Li Auto Stock: Potential Long-Term Winner, But Risks Present (NASDAQ:LI)

Li Auto electric car store. Chinese electric vehicle manufacturer

Robert Way

In May 2022, we have published an article on Seeking Alpha, titled: “We Are Avoiding Li Auto Right Now“. At that time, we have rated Li Auto’s (NASDAQ:LI) stock as a “hold”, and we have highlighted some of the main concerns and risks associated with the firm in the near term, including overvaluation, macroeconomic headwinds, competition and the uncertain regulatory landscape. We have also touched upon the development of revenue and the number of deliveries, which were signaling strong growth.

Today, we will revisit Li Auto, and give our updated view on the stock. We will be focusing on new information, published since May, to argue why we still believe Li Auto is a hold.

Let us start our discussion on the more optimistic side.

Tailwinds by continued consumer adoption of NEVs

Early September, reports have suggested that auto sales in China have grown by as much as 32% year-over year.

While this figure in itself is already impressive, the sales growth of new energy vehicles is even more astonishing, as it was more than 107% year-over-year. This large increase in sales has led to a NEV penetration of a record 28%. Not only Li Auto, but many other EV makers, including Tesla (TSLA) and Nio (NIO), have also benefitted from this growth.

We believe that the push for EVs on a global scale is likely to continue both in the near- and long term. In our opinion, Li Auto is well-situated to take a meaningful portion of the Chinese market.

August earnings report

In the second quarter, LI Auto has beaten non-GAAP EPS estimates by $0.02, while it has missed on revenue by $110 million. Despite the miss on revenue, revenue has reached as much as $1.3 billion, representing a more than 73% increase YoY.

On the other hand, despite the macroeconomic challenges, the gross profit margin has reached 21.5%, compared to the 18.9% in the year ago quarter, which has been driven primarily by the higher selling prices.

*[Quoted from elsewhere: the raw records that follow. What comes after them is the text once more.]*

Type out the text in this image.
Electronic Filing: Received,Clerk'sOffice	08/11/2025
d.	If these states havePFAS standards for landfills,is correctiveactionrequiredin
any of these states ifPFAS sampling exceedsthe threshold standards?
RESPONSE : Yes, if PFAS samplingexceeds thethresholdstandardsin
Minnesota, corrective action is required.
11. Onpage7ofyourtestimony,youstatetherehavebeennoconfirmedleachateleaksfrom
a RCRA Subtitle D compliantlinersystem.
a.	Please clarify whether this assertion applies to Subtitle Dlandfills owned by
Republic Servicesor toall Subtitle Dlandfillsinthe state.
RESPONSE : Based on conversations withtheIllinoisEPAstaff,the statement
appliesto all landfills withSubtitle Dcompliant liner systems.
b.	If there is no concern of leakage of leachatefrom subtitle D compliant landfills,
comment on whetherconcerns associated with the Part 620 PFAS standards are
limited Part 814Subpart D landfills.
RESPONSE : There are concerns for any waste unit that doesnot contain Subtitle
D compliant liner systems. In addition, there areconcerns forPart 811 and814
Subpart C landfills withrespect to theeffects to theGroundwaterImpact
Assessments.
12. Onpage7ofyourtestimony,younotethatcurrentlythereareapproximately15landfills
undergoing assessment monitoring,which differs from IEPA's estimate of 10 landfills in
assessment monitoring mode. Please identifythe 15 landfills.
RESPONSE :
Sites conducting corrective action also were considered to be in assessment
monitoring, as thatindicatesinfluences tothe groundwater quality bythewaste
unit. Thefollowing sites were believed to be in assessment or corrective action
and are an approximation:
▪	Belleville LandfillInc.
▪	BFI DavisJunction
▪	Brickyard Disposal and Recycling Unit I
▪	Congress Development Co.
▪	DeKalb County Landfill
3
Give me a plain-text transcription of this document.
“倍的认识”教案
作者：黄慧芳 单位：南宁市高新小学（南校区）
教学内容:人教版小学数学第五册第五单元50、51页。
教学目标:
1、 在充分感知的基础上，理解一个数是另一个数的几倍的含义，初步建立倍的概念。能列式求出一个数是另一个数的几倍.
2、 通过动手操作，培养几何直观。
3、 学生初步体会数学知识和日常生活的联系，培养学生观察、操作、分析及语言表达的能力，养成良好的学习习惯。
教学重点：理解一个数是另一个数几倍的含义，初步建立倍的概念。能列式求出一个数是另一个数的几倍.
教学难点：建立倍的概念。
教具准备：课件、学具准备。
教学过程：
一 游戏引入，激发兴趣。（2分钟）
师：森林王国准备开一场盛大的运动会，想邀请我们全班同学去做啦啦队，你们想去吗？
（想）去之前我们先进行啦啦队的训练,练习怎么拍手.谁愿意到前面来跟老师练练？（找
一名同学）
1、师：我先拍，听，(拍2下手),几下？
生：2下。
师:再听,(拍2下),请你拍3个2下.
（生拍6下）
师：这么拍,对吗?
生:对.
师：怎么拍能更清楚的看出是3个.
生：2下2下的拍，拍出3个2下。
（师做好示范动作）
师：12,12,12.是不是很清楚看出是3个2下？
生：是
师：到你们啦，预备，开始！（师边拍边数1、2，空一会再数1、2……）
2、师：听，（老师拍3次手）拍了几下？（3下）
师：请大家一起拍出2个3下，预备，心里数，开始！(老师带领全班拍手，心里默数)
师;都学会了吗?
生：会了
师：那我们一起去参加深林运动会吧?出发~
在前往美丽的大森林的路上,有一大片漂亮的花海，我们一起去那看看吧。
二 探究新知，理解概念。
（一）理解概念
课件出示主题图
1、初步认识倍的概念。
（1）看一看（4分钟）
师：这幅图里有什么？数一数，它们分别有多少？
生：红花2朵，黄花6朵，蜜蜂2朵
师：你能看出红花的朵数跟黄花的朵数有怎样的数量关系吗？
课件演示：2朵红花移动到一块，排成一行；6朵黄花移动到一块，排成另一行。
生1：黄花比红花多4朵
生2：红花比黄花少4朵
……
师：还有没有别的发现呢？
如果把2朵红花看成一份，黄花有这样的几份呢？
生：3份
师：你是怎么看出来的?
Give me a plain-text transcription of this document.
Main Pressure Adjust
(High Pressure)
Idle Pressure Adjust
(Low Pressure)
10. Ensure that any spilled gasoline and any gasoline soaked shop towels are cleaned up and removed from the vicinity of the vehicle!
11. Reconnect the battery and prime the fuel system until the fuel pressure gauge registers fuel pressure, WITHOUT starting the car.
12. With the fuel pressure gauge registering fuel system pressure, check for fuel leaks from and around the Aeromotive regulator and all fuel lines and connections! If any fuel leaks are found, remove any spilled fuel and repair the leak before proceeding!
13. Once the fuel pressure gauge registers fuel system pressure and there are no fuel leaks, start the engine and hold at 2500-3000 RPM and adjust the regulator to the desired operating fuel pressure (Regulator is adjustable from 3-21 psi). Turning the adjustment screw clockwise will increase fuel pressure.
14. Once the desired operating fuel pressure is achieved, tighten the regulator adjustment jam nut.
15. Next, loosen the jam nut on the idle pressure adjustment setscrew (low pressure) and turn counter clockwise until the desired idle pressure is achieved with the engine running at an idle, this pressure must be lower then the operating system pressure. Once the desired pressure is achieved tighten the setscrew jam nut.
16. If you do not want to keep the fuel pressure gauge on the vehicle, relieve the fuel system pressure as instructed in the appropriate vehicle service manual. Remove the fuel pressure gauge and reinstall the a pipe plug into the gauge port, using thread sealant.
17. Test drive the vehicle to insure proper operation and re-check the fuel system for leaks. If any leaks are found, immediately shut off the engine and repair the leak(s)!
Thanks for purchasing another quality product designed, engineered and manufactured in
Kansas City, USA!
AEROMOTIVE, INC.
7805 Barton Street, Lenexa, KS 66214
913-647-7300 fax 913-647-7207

During the conference call, however, risks associated with supply chains have been pointed out:

Moving to our supply chain, the COVID-19 resurgence severely affected the auto supply chain in the second quarter. Currently, there are remaining disruption and difficulties. But we moderated – they moderated as the pandemic became more campaigned.

Although we are cautiously optimistic that our supply chain will normalize in the second half of the year. We should highlight that potential volatility remain and require us to constantly stay on high alert, especially given the ongoing pandemic.

As we navigate the continuous unpredictability, we are focused on reinforcing our supply chain system, strengthening our partnership with parts suppliers to tackle parts shortage and the cost inflation and at the same time redoubled our emphasize on auto parts quality control.

This thought actually takes us to the more pessimistic side of our discussion.

Chip concerns

Due to the recently announced restrictions on chip exports from the United States, uncertainty around the China EV makers have somewhat arisen. While the current export restrictions are not likely to directly impact the automobile industry, there is no guarantee that in the future such restrictions will not be introduced. Not only EV makers, but also firms in the semiconductor space have gotten beaten up, especially Nvidia (NVDA).

In our opinion, as the geopolitical tension between China, Taiwan and the United States remains tense, the uncertainty around chip supply remains a major question and could be used to create political pressure. As the Chinese EV industry is highly dependent on the availability of chips, any shortage could lead to significant drop in production volumes. For this reason, we remain cautious with investing in LI.

Li Auto deliveries down in August by 52% year-over-year

In August, LI has delivered the second-lowest number of vehicles year to date. While the lowest numbers delivered in April were driven by COVID-19 related restrictions, in August the decline was driven by the curbed demand for the main-selling Li ONE model due to the newly launched products. On a year-to-date basis, however, the comparison looks much brighter as the number of deliveries is up 57% compared to the same period last year.

At this point, due to the Chinese zero-COVID policy, we expect further lockdowns and COVID related restrictions in the near future. As such restrictions could have a significant impact on delivery volumes, it can potentially also cause substantial volatility and further downside risk in the stock price in the near term.

Key takeaways

We believe that the macroeconomic landscape remains challenging, mainly driven by the geopolitical tensions between the U.S., China and Taiwan, and the COVID-19 related restrictions. Both of these factors could lead to supply disruptions and eventually to lower delivery volumes, which may result in further downward movement of the stock price.

As the fundamentals of the firm have not dramatically improved since the time of our last writing, our thesis about the overvaluation of the stock still remains relevant.

On the other hand, the adoption of NEVs by the Chinese consumers is creating tailwinds for the EV makers in China, including Li Auto. Further, the Q2 earnings report has suggested impressive revenue growth, combined with a widening gross profit margin, driven by the higher selling prices.

At this point, we reiterate our “hold” rating on Li Auto’s stock.